Ramanathan Iyer likes to capture artistes in their most natural form — while they are performing — on his lens. The second edition of the exhibition, Extempore, features 20 artistes from his 10-year-old collection.
CHENNAI: Indian classical performance arts are a visual delight for any photographer – vibrant colours, splendid costumes and raw evocative expressions make for a pleasurable experience. And for Ramanathan Iyer, photographer and performance arts connoisseur, this was home turf. Capturing images ever since he got his first point-and-shoot film camera as a child, he says Carnatic music was an integral part of his life from the time he listened to concerts at the Navaratri Mandapam in Thiruvananthapuram.
The engineer moved back to Chennai 12 years ago from Chicago, and since then has been curating performance art events and now runs his own portal, ‘Artery’, focusing on curating talents and highlight often overlooked art forms. Since his return, he has documented several candid photographic portraits of performing artistes, which are on display at Chamiers for the second year in a row.
Always fascinated by arts, his earliest memory is of an iconic issue of the Illustrated Weekly in the early 80s, dedicated to titans of Carnatic and Hindustani music. “I remember thumbing through the issue filled with memorable portraits of several music stalwarts,” he recalls, saying the raw artistic emotion of those photos left a lasting impression on him.
The self-taught photographer prefers to capture the performing artistes in their natural habitat — while performing on stage. With a camera and several lenses to suit his purposes, he moves around the hall capturing the artistes lost in the throes of their own performance. “I’m not keen in rehearsed photography in studios, with artificial lighting. That doesn’t capture the mood! Most of our Indian art forms are spontaneous, especially Carnatic music and dance,” he asserts.
Though ideal lighting conditions or an aesthetic ambiance/stage backdrop may not be possible in all performance venues, Ramanathan feels candid is still better. “In fact, aesthetics is not given much consideration in the venues. There are garish backdrops with plastic banners and lighting is very uneven!” he opines, thanking the graces of digital photography — advanced cameras, lenses and post-processing techniques — to enable overcoming these drawbacks.
And advanced digital techniques also help him stay unobtrusive. “Many artistes don’t like it when they are disturbed,” he laughs, saying it’s respectful to remain unobtrusive and not use flash. “I’ve seen instances where some artistes ask photographers to stop disrupting them! Luckily that hasn’t happened to me!”

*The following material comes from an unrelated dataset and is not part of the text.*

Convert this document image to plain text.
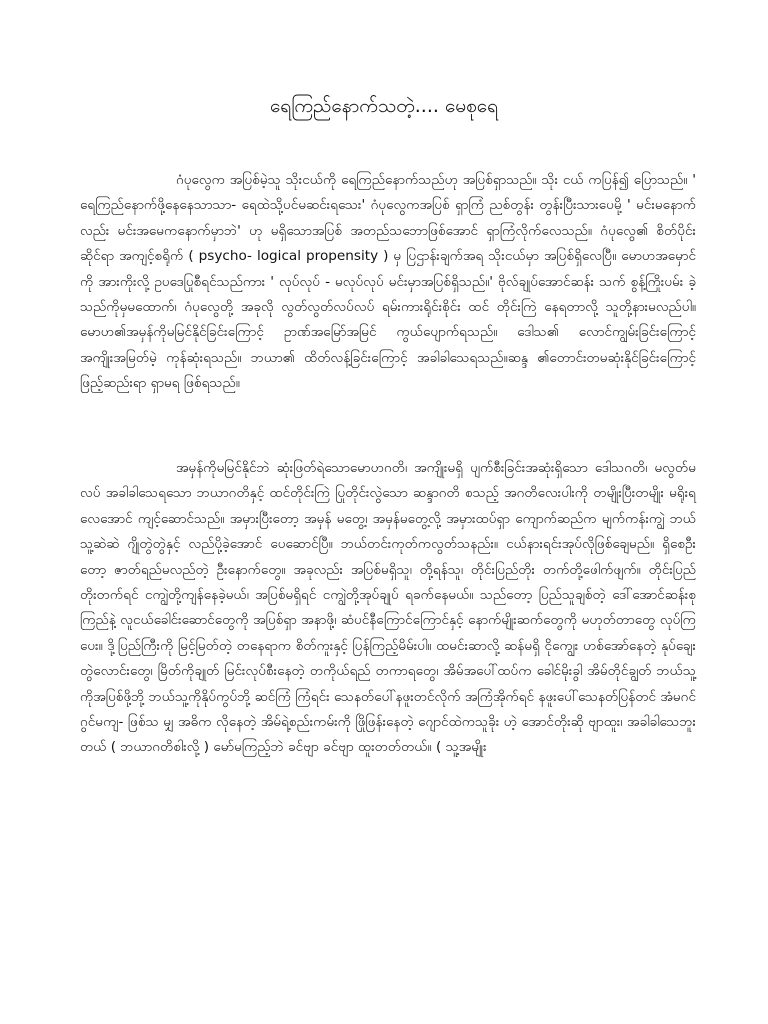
ရေကြည်နောက်သတဲ့.... မေစုရေ

ဂံပုလွေက အပြစ်မဲ့သူ သိုးငယ်ကို ရေကြည်နောက်သည်ဟု အပြစ်ရှာသည်။ သိုး ငယ် ကပြန်၍ ပြောသည်။ ' ရေကြည်နောက်ဖို့နေနေသာသာ- ရေထဲသို့ပင်မဆင်းရသေး' ဂံပုလွေကအပြစ် ရှာကြံ ညစ်တွန်း တွန်းပြီးသားပေမို့ ' မင်းမနောက်လည်း မင်းအမေကနောက်မှာဘဲ' ဟု မရှိသောအပြစ် အတည်သဘောဖြစ်အောင် ရှာကြံလိုက်လေသည်။ ဂံပုလွေ၏ စိတ်ပိုင်းဆိုင်ရာ အကျင့်စရိုက် ( psycho- logical propensity ) မှ ပြဌာန်းချက်အရ သိုးငယ်မှာ အပြစ်ရှိလေပြီ။ မောဟအမှောင်ကို အားကိုးလို့ ဥပဒေပြုစီရင်သည်ကား ' လုပ်လုပ် - မလုပ်လုပ် မင်းမှာအပြစ်ရှိသည်။' ဗိုလ်ချုပ်အောင်ဆန်း သက် စွန့်ကြိုးပမ်း ခဲ့သည်ကိုမှမထောက်၊ ဂံပုလွေတို့ အခုလို လွတ်လွတ်လပ်လပ် ရမ်းကားရိုင်းစိုင်း ထင် တိုင်းကြဲ နေရတာလို့ သူတို့နားမလည်ပါ။ မောဟ၏အမှန်ကိုမမြင်နိုင်ခြင်းကြောင့် ဥာဏ်အမြော်အမြင် ကွယ်ပျောက်ရသည်။ ဒေါသ၏ လောင်ကျွမ်းခြင်းကြောင့် အကျိုးအမြတ်မဲ့ ကုန်ဆုံးရသည်။ ဘယာ၏ ထိတ်လန့်ခြင်းကြောင့် အခါခါသေရသည်။ဆန္ဒ ၏တောင်းတမဆုံးနိုင်ခြင်းကြောင့် ဖြည့်ဆည်းရာ ရှာမရ ဖြစ်ရသည်။

အမှန်ကိုမမြင်နိုင်ဘဲ ဆုံးဖြတ်ရဲသောမောဟဂတိ၊ အကျိုးမရှိ ပျက်စီးခြင်းအဆုံးရှိသော ဒေါသဂတိ၊ မလွတ်မလပ် အခါခါသေရသော ဘယာဂတိနှင့် ထင်တိုင်းကြဲ ပြုတိုင်းလွဲသော ဆန္ဒာဂတိ စသည့် အဂတိလေးပါးကို တမျိုးပြီးတမျိုး မရိုးရလေအောင် ကျင့်ဆောင်သည်။ အမှားပြီးတော့ အမှန် မတွေ့၊ အမှန်မတွေ့လို့ အမှားထပ်ရှာ ကျောက်ဆည်က မျက်ကန်းကျွဲ ဘယ်သူ့ဆဲဆဲ ဂျိုတွဲတွဲနှင့် လည်ပို့ခဲ့အောင် ပေဆောင်ပြီ။ ဘယ်တင်းကုတ်ကလွတ်သနည်း။ ငယ်နားရင်းအုပ်လိုဖြစ်ချေမည်။ ရှိစေဦးတော့ ဇာတ်ရည်မလည်တဲ့ ဦးနောက်တွေ။ အခုလည်း အပြစ်မရှိသူ၊ တို့ရန်သူ၊ တိုင်းပြည်တိုး တက်တို့ဖေါက်ဖျက်။ တိုင်းပြည်တိုးတက်ရင် ငကျွဲတို့ကျန်နေခဲ့မယ်၊ အပြစ်မရှိရင် ငကျွဲတို့အုပ်ချုပ် ရခက်နေမယ်။ သည်တော့ ပြည်သူချစ်တဲ့ ဒေါ်အောင်ဆန်းစုကြည်နဲ့ လူငယ်ခေါင်းဆောင်တွေကို အပြစ်ရှာ အနာဖို့၊ ဆံပင်နီကြောင်ကြောင်နှင့် နောက်မျိုးဆက်တွေကို မဟုတ်တာတွေ လုပ်ကြပေး။ ဒို့ပြည်ကြီးကို မြင့်မြတ်တဲ့ တနေရာက စိတ်ကူးနှင့် ပြန်ကြည့်မိမ်းပါ။ ထမင်းဆာလို့ ဆန်မရှိ ငိုကျွေး ဟစ်အော်နေတဲ့ နုပ်ချေးတွဲလောင်းတွေ၊ မြိတ်ကိုချုတ် မြင်းလုပ်စီးနေတဲ့ တကိုယ်ရည် တကာရတွေ၊ အိမ်အပေါ်ထပ်က ခေါင်မိုးခွါ အိမ်တိုင်ချွတ် ဘယ်သူ့ကိုအပြစ်ဖို့ဘို့ ဘယ်သူ့ကိုနိုပ်ကွပ်ဘို့ ဆင်ကြံ ကြံရင်း သေနတ်ပေါ်နဖူးတင်လိုက် အကြံအိုက်ရင် နဖူးပေါ်သေနတ်ပြန်တင် အံမဂင် ဂွင်မကျ- ဖြစ်သ မျှ အဓိက လိုနေတဲ့ အိမ်ရဲ့စည်းကမ်းကို ဖြိုဖြန်းနေတဲ့ ဂျောင်ထဲကသူခိုး ဟဲ့ အောင်တိုးဆို ဗျာထူး၊ အခါခါသေဘူးတယ် ( ဘယာဂတိစါးလို့ ) မော်မကြည့်ဘဲ ခင်ဗျာ ခင်ဗျာ ထူးတတ်တယ်။ ( သူ့အမျိုး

The second edition of ‘Extempore’ features photographs from his collection spanning ten years. Twenty different artistes frozen in frames — vocalist Aruna Sairam, Bharatanatyam maestro CV Chandrasekhar, Kathak dancer Jarasandha to name a few. The raw close-crop portraits capture the essence and mood of each artiste’s uniqueness and quirks. “In portrait photography, it helps if you know the personality of the performer. When you observe the performers over time, you notice their quirks — the way they sit, pose, and the way their eyes light up sometimes — all that is important to make a good portrait. What about people he doesn’t know yet? “I read up a little about them, and observe patiently,” he says, recalling when Venkatesh Kumar, Hindustani classical vocalist came to Chennai. “When he started singing, it just blew me away ! I have many photos of him from his performances thereafter, but I liked this one where he’s smiling — his passion jumps at you,” he shares.
What are his other favourite portraits? “I remember mridangam vidwan Tiruchi Sankaran’s photograph, which was displayed last year. I was lucky to get that snap — it was in the middle of the concert, he wasn’t even playing but was just turning around his mridangam to tap and check the pitch. I got one photo where he was holding the mridangam at an angle and his eyes were popping. I was in the right moment at the right time!”
His other favourites are a candid shot of VP Dhananjayan, during a lecture demonstration on abhinayam’. Do these artistes know they have beautiful portraits of themselves? “Not all of them know...” Ramanathan smiles. “But some do. The Hindustani violinist Kala Ramnath messaged me one day, saying she’d heard there was a photograph. She requested a copy,” he laughs.
Commenting on the need for photography of our classical arts, Ramanathan says that it archives and documents history. “I feel that the quality of such documentary photography is very poor. In museums and archives, there exist passport-style mug shots of these people, which is not what they represent! I mean, come on, if you’re looking at Sivaraman, for example — what’s the point of having only his face in the picture, without his mridangam. That’s his identity!” he says, emphasising that he wishes to remedy this situation with a coffee-table book that has his photographs.